Similar results were reported by ^{Kumar et al. (2008)} in the comparison between the ANN model and the methods of Hargreaves and Penman-Monteith (PM-56) for the estimation of reference evapotranspiration, with coefficient of determination of 0.90. The variation of measured and estimated crop evapotranspiration showed similar values and optimal generalization of the ANN-estimated data; at a few isolated points, the same variation profile was observed, which indicates small tendency to underestimate low values (Figure 5B).

^{Rahimihoob (2010)} considered as acceptable values of over- and underestimation from 7 to 8%, with a 3-6-1 network architecture, for reference evapotranspiration data measured using the PM-56 equation and those estimated by the neural network in four localities of North Iran, with coefficients of determination ranging from 0.93 to 0.96. Considering underestimated values of sweet pepper evapotranspiration of about 9%, such effect can be overcome by the increase in the number of daily observations, allowing greater reliability on the predicted results (^{Zanetti et al., 2007}).
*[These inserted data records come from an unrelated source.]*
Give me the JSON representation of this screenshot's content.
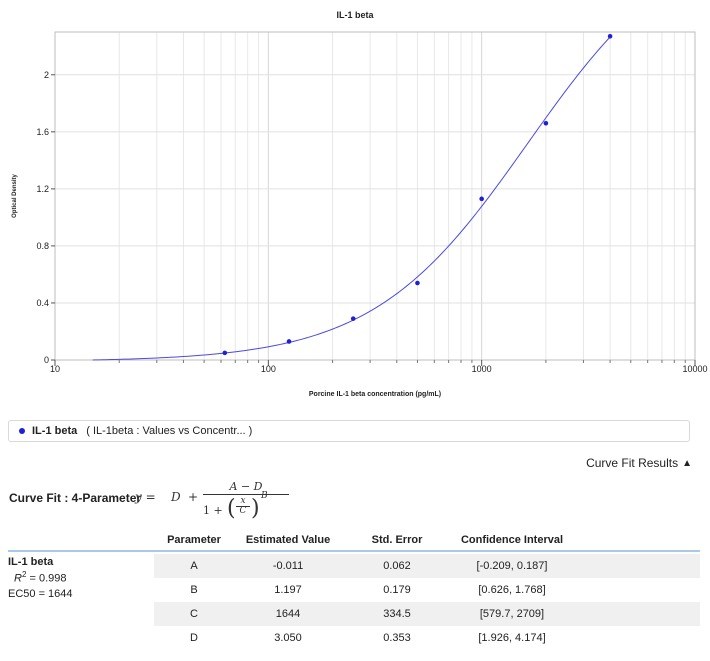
{
  "chart_data": {
    "type": "scatter",
    "title": "IL-1 beta",
    "xlabel": "Porcine IL-1 beta concentration (pg/mL)",
    "ylabel": "Optical Density",
    "xscale": "log",
    "xlim": [
      10,
      10000
    ],
    "ylim": [
      0,
      2.3
    ],
    "xticks": [
      10,
      100,
      1000,
      10000
    ],
    "xtick_labels": [
      "10",
      "100",
      "1000",
      "10000"
    ],
    "yticks": [
      0,
      0.4,
      0.8,
      1.2,
      1.6,
      2
    ],
    "ytick_labels": [
      "0",
      "0.4",
      "0.8",
      "1.2",
      "1.6",
      "2"
    ],
    "grid": true,
    "series": [
      {
        "name": "IL-1 beta",
        "color": "#1f1fd6",
        "points": [
          {
            "x": 62.5,
            "y": 0.05
          },
          {
            "x": 125,
            "y": 0.13
          },
          {
            "x": 250,
            "y": 0.29
          },
          {
            "x": 500,
            "y": 0.54
          },
          {
            "x": 1000,
            "y": 1.13
          },
          {
            "x": 2000,
            "y": 1.66
          },
          {
            "x": 4000,
            "y": 2.27
          }
        ],
        "fit": {
          "model": "4-Parameter",
          "A": -0.011,
          "B": 1.197,
          "C": 1644,
          "D": 3.05,
          "x_from": 15,
          "x_to": 4000
        }
      }
    ]
  },
  "legend": {
    "name": "IL-1 beta",
    "detail": "( IL-1beta : Values   vs  Concentr...  )"
  },
  "fit_results_toggle": "Curve Fit Results",
  "curve_fit": {
    "label": "Curve Fit : 4-Parameter",
    "formula": {
      "lhs": "y =",
      "d": "D",
      "plus": "+",
      "numerator": "A − D",
      "one_plus": "1 +",
      "x": "x",
      "c": "C",
      "exp": "B"
    }
  },
  "table": {
    "headers": [
      "Parameter",
      "Estimated Value",
      "Std. Error",
      "Confidence Interval"
    ],
    "sample": {
      "name": "IL-1 beta",
      "r2_label": "R",
      "r2_value": "= 0.998",
      "ec50": "EC50 = 1644"
    },
    "rows": [
      [
        "A",
        "-0.011",
        "0.062",
        "[-0.209, 0.187]"
      ],
      [
        "B",
        "1.197",
        "0.179",
        "[0.626, 1.768]"
      ],
      [
        "C",
        "1644",
        "334.5",
        "[579.7, 2709]"
      ],
      [
        "D",
        "3.050",
        "0.353",
        "[1.926, 4.174]"
      ]
    ]
  }
}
The predicted and measured values in the network validation step (Figures 6A and 6B) showed a data variation profile in which the noises were found within an acceptable range, evidenced by the coefficient of determination of approximately 0.87. Similar result was reported by ^{Kumar et al. (2002)} for the prediction of reference evapotranspiration at the field using a 6-7-1 network architecture and error back-propagation learning algorithm, obtaining coefficient of determination of 0.83 for the relationship between the data measured in the lysimeter and those predicted by the network. ^{Abedi-Koupai et al. (2009)} used two hidden layers with five neurons, each one with four input values, one output layer and log-sigmoid function, and obtained coefficient of determination of 0.95 for reference evapotranspiration in protected environment.

These results confirm that the application of ANNs allows the establishment of evapotranspiration patterns in protected environments; however, this specialist system must be periodically monitored regarding its performance, to maintain the network, or indicate to the user the need for a new training, according to the studies of ^{Zanetti et al. (2007)}.

The success of neural networks is directly related to their great versatility and it makes them a very promising tool for decision taking. The selection of the parameters defined by the user also contributed to the optimal performance of the ANN in the estimation of sweet pepper evapotranspiration in protected environment, compared with the lysimetric method.

It is important to point out that other network architectures or other parameters can also be applied for similar situations and that the proposed solution was selected to present the potential of application of the tool and its good performance, with potential to integrate automated control systems in irrigation management for the cultivation of sweet pepper in protected environment.

Conclusions

The approximation problem served to demonstrate the viability of utilization of artificial neural networks for the prediction of sweet pepper evapotranspiration in protected environment, compared with that measured by the weighing lysimeter.

The 4-21-1 network architecture, with multilayers, error back-propagation learning algorithm and learning rate of 0.1, showed the best approximations for the estimation of evapotranspiration.